Objectives should be more specific than goals. Objectives need to be achievable, meaningful and measurable, with a specific date of completion. For example, one objective might be, "Reduce the phosphorus level in Clear Lake by 20 percent in two years." Keep in mind that objectives may have to be refined as additional information becomes available. To promote a feeling of ownership in the project outcome, goals and objectives should be developed with participation from all partners.

Develop Alternatives
The next step is to develop and analyze different actions to restore and manage the lake resources. Keep in mind that solutions that address the source of the problem, not just the symptoms, will be more cost-effective in the long-run. Consider the short-term and long-term costs and benefits for each solution or alternative.
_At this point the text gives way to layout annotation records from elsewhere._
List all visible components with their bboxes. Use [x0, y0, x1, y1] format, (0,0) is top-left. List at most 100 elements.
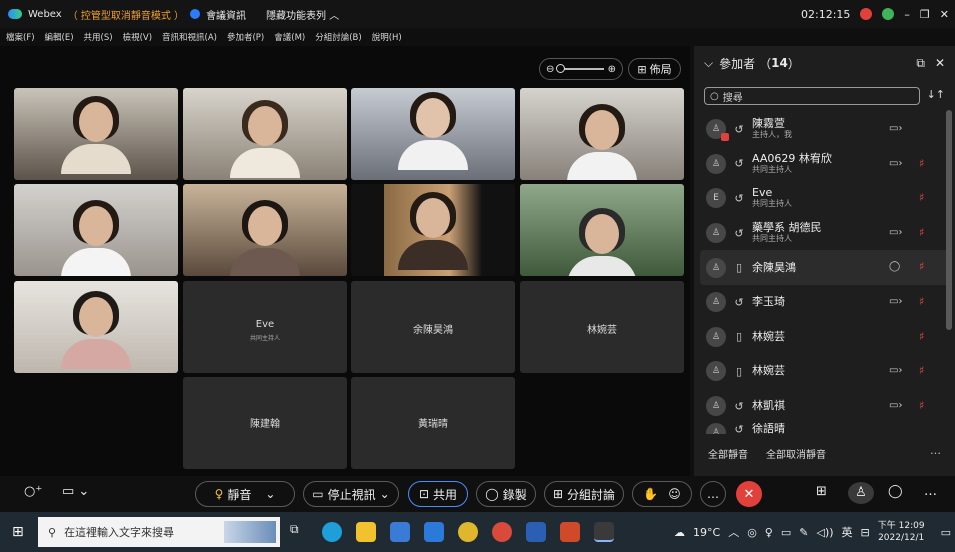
- participant-tile[interactable]: 余陳昊鴻: [351, 281, 515, 373]
- mail-icon[interactable]: [424, 522, 444, 542]
- menu-file[interactable]: 檔案(F): [6, 31, 35, 43]
- notification-icon[interactable]: ▭: [941, 526, 951, 539]
- leave-meeting-button[interactable]: ✕: [736, 481, 762, 507]
- file-explorer-icon[interactable]: [356, 522, 376, 542]
- layout-button[interactable]: ⊞ 佈局: [628, 58, 681, 80]
- participant-row[interactable]: ♙ ↺ AA0629 林宥欣 共同主持人 ▭› ♯: [694, 147, 955, 182]
- store-icon[interactable]: [390, 522, 410, 542]
- chat-icon[interactable]: ◯: [889, 261, 900, 272]
- more-panels-icon[interactable]: …: [924, 484, 937, 499]
- participant-search-input[interactable]: ○ 搜尋: [704, 87, 920, 105]
- taskbar-clock[interactable]: 下午 12:09 2022/12/1: [878, 520, 925, 544]
- participant-row[interactable]: ♙ ▯ 林婉芸 ▭› ♯: [694, 354, 955, 389]
- muted-mic-icon[interactable]: ♯: [919, 226, 924, 239]
- menu-participants[interactable]: 參加者(P): [227, 31, 264, 43]
- menu-help[interactable]: 說明(H): [372, 31, 402, 43]
- participant-row[interactable]: E ↺ Eve 共同主持人 ♯: [694, 181, 955, 216]
- video-tile[interactable]: [351, 184, 515, 276]
- menu-edit[interactable]: 編輯(E): [45, 31, 74, 43]
- participants-toggle-icon[interactable]: ♙: [848, 482, 874, 504]
- zoom-out-icon[interactable]: ⊖: [546, 64, 554, 75]
- muted-mic-icon[interactable]: ♯: [919, 364, 924, 377]
- ime-mode-icon[interactable]: ⊟: [861, 526, 870, 539]
- task-view-icon[interactable]: ⧉: [290, 522, 310, 542]
- windows-start-icon[interactable]: ⊞: [12, 524, 24, 540]
- menu-view[interactable]: 檢視(V): [123, 31, 152, 43]
- muted-mic-icon[interactable]: ♯: [919, 399, 924, 412]
- video-tile[interactable]: [14, 184, 178, 276]
- video-tile[interactable]: [520, 184, 684, 276]
- emoji-icon[interactable]: ☺: [668, 487, 681, 501]
- chrome-alt-icon[interactable]: [492, 522, 512, 542]
- muted-mic-icon[interactable]: ♯: [919, 157, 924, 170]
- participant-tile[interactable]: 林婉芸: [520, 281, 684, 373]
- video-tile[interactable]: [14, 281, 178, 373]
- video-tile[interactable]: [14, 88, 178, 180]
- menu-share[interactable]: 共用(S): [84, 31, 113, 43]
- zoom-in-icon[interactable]: ⊕: [608, 64, 616, 75]
- powerpoint-icon[interactable]: [560, 522, 580, 542]
- muted-mic-icon[interactable]: ♯: [919, 295, 924, 308]
- taskbar-search-input[interactable]: ⚲ 在這裡輸入文字來搜尋: [38, 517, 280, 547]
- video-tile[interactable]: [520, 88, 684, 180]
- popout-icon[interactable]: ⧉: [916, 56, 925, 71]
- user-status-icon[interactable]: [882, 8, 895, 20]
- ime-indicator[interactable]: 英: [842, 524, 853, 540]
- menu-meeting[interactable]: 會議(M): [274, 31, 305, 43]
- menu-breakout[interactable]: 分組討論(B): [315, 31, 361, 43]
- more-options-icon[interactable]: …: [930, 444, 941, 457]
- minimize-icon[interactable]: –: [904, 8, 910, 21]
- unmute-all-button[interactable]: 全部取消靜音: [766, 446, 826, 461]
- record-button[interactable]: ◯ 錄製: [476, 481, 536, 507]
- word-icon[interactable]: [526, 522, 546, 542]
- hide-menubar-button[interactable]: 隱藏功能表列 ︿: [266, 7, 339, 22]
- hand-icon[interactable]: ✋: [643, 487, 658, 501]
- video-tile[interactable]: [183, 88, 347, 180]
- volume-icon[interactable]: ◁)): [816, 526, 833, 539]
- panel-close-icon[interactable]: ✕: [935, 56, 945, 71]
- participant-tile[interactable]: 陳建翰: [183, 377, 347, 469]
- participant-tile-eve[interactable]: Eve 共同主持人: [183, 281, 347, 373]
- video-tile[interactable]: [351, 88, 515, 180]
- tray-app-icon[interactable]: ◎: [747, 526, 757, 539]
- zoom-knob[interactable]: [556, 64, 566, 73]
- video-tile[interactable]: [183, 184, 347, 276]
- chevron-down-icon[interactable]: ⌄: [265, 487, 275, 501]
- share-button[interactable]: ⊡ 共用: [408, 481, 468, 507]
- breakout-button[interactable]: ⊞ 分組討論: [544, 481, 624, 507]
- participant-row[interactable]: ♙ ↺ 藥學系 胡德民 共同主持人 ▭› ♯: [694, 216, 955, 251]
- chevron-down-icon[interactable]: ⌄: [380, 487, 390, 501]
- restore-icon[interactable]: ❐: [920, 8, 930, 21]
- captions-icon[interactable]: ▭ ⌄: [62, 484, 89, 499]
- muted-mic-icon[interactable]: ♯: [919, 260, 924, 273]
- participant-row[interactable]: ♙ ↺ 李玉琦 ▭› ♯: [694, 285, 955, 320]
- participant-row[interactable]: ♙ ↺ 徐語晴: [694, 423, 955, 434]
- mute-all-button[interactable]: 全部靜音: [708, 446, 748, 461]
- collapse-chevron-icon[interactable]: ⌵: [704, 56, 713, 71]
- muted-mic-icon[interactable]: ♯: [919, 330, 924, 343]
- webex-taskbar-icon[interactable]: [594, 522, 614, 542]
- meeting-info-button[interactable]: 會議資訊: [206, 7, 246, 22]
- participant-row[interactable]: ♙ ▯ 林婉芸 ♯: [694, 320, 955, 355]
- weather-temp[interactable]: 19°C: [693, 526, 720, 539]
- close-icon[interactable]: ✕: [940, 8, 949, 21]
- chat-panel-icon[interactable]: ◯: [888, 484, 903, 499]
- zoom-slider[interactable]: ⊖ ⊕: [539, 58, 623, 80]
- tray-overflow-icon[interactable]: ︿: [728, 524, 739, 540]
- sync-status-icon[interactable]: ○⁺: [24, 484, 42, 499]
- network-icon[interactable]: ▭: [781, 526, 791, 539]
- panel-scrollbar[interactable]: [946, 110, 952, 434]
- sort-icon[interactable]: ↓↑: [927, 88, 945, 101]
- apps-icon[interactable]: ⊞: [816, 484, 827, 499]
- chrome-icon[interactable]: [458, 522, 478, 542]
- participant-row[interactable]: ♙ ↺ 陳霧萱 主持人，我 ▭›: [694, 112, 955, 147]
- more-button[interactable]: …: [700, 481, 726, 507]
- participant-tile[interactable]: 黃瑞晴: [351, 377, 515, 469]
- participant-row-selected[interactable]: ♙ ▯ 余陳昊鴻 ◯ ♯: [700, 250, 949, 285]
- menu-audio-video[interactable]: 音訊和視訊(A): [162, 31, 217, 43]
- pen-icon[interactable]: ✎: [799, 526, 808, 539]
- microphone-tray-icon[interactable]: ♀: [765, 526, 773, 539]
- mute-button[interactable]: ♀ 靜音 ⌄: [195, 481, 295, 507]
- participant-row[interactable]: ♙ ↺ 林凱祺 ▭› ♯: [694, 389, 955, 424]
- muted-mic-icon[interactable]: ♯: [919, 191, 924, 204]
Document this, along with the advantages and disadvantages of each suggestion. The alternative that offers the most benefits for the cost is the one to select.

The alternatives selected will be used to form an action plan. The action plan should list each objective, each solution or alternative that supports that objective, and specific actions for each alternative. It is also a good idea to list who is responsible for carrying out each action, a deadline for completion and the cost involved.

A communication plan also needs to be included in the overall lake watershed management plan. Such a plan can help you generate support for the project, while informing and educating the community about the lake and its watershed, as well as the role that all citizens play in the quality of their natural resources.

Evaluate Efforts
Start with a baseline of data and information. You can use this to document and compare (continuously monitor) the progress of ongoing activities. By writing down each of the actions that are completed, as well as those that are still outstanding, you not only document progress, but equip the group to consider changing course, if necessary, when it is clear other objectives are more attainable. Flexibility to make changes to the action plan, based on feedback and progress measurement, is vital to success. By documenting every step, you also can help the group deal openly and effectively with conflicts. Differing views and opinions are part of the process. Solid information, understanding and compromise are invaluable for resolving conflicts.

Implement Plan
Carry out all the actions the group agrees upon in priority order. Available funding, costs, benefits, time requirements to see results, and motivation all play a role in deciding priority. It also may be helpful to consider what actions you can do now that will support actions you can accomplish later. For example, curtailing sediment input to a lake (preventive action) should be done before dredging (remediation action).

Celebrate Success
Give credit for the hard work that has been done and promote a sense of accomplishment by celebrating successes, both large and small, along the way!